Saturday, December 24, 2016

The "settlements" are a precondition for peace


Wars end when one side knows that it has lost and is willing to make peace. The Arab side refuses to accept that it was defeated in four wars and various insurgencies.

Arafat walked away from Ehud Barak's peace offer in 1999 without a reponse and Abbas refused to even consider Olmert's similar offer in 2008.

Like the Duke brothers in "Trading Places," the Palestinian Arabs think they can re-trade the Israeli War of Independence, go back in time, erase the historical record, and reclaim victory.

If you lose and refuse to make peace, you pay a penalty, and the normal penalty is loss of territory.
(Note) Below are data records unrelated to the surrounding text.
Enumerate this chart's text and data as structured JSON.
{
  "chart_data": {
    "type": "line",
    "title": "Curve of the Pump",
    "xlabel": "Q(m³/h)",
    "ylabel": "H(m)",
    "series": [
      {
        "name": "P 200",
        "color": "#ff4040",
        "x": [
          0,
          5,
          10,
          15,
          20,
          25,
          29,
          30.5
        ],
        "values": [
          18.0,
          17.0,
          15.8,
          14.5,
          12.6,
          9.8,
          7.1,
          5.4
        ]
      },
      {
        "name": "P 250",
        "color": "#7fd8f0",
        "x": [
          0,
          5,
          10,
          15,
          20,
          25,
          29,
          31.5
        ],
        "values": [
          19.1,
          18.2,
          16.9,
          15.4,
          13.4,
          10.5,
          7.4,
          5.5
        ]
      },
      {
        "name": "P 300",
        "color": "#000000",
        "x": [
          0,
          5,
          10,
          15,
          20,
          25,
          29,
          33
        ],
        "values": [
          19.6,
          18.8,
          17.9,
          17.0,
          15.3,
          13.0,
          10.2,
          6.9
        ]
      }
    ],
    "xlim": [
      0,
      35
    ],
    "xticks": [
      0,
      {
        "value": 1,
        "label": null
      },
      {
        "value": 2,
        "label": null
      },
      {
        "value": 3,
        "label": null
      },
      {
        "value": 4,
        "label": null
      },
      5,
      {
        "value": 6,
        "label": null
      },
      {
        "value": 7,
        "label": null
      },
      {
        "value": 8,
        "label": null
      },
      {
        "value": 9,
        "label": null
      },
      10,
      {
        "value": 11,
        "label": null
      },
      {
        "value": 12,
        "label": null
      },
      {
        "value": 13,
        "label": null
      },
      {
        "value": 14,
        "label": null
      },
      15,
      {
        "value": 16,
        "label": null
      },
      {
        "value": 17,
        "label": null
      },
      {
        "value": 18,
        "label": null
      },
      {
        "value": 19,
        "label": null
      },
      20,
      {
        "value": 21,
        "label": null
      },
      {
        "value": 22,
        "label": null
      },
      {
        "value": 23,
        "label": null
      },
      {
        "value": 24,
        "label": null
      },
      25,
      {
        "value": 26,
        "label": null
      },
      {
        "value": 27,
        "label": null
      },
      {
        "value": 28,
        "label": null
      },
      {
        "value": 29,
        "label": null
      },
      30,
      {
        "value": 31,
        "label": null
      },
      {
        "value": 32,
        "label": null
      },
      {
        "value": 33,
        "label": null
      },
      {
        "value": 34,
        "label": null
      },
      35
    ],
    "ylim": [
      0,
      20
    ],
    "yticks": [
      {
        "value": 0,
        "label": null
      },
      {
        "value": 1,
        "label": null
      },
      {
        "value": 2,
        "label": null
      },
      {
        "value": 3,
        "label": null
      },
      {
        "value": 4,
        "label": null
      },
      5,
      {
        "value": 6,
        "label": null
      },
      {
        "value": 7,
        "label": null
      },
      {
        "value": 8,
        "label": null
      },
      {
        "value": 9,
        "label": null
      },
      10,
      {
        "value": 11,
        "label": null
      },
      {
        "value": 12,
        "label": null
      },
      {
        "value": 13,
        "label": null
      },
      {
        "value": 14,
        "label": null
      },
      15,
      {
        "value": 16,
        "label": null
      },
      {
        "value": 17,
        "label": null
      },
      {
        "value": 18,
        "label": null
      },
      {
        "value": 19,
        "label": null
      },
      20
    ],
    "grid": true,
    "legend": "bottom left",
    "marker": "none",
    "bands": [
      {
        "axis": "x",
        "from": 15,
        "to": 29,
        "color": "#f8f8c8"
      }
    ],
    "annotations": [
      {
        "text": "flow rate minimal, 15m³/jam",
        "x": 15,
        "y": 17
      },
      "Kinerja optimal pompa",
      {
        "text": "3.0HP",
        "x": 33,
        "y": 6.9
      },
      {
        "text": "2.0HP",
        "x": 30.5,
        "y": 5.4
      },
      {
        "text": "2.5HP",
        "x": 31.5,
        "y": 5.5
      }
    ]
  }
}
For opportunistic reasons (placating Muslim trading partners and restive Muslim populations) most countries indulge the Muslim fantasy that defeat is inconceivable and therefore reversible. That simply leads to more futile violence.

Just as important is the Jewish presence in what would have been a Palestinian state, if the Palestinians had wanted to have a state in 1999 or 2008. That ship probably has sailed; chaos in the region around them makes it impossible de facto to create a Palestinian state today.

If the Palestinians wanted peace, then they would tolerate a Jewish population in their putative state, just as Israel embraces a 20% Arab minority. The fact that the Palestinians demand a state entirely Judenrein ("clean" of Jews) betrays hostile intent.

To indulge the Palestinians on the matter of ethnic cleansing of Jews from Judea and Samaria is unprecedented in international peace negotiations, and utterly and despicably hypocritical on the part of the majority of Security Council members.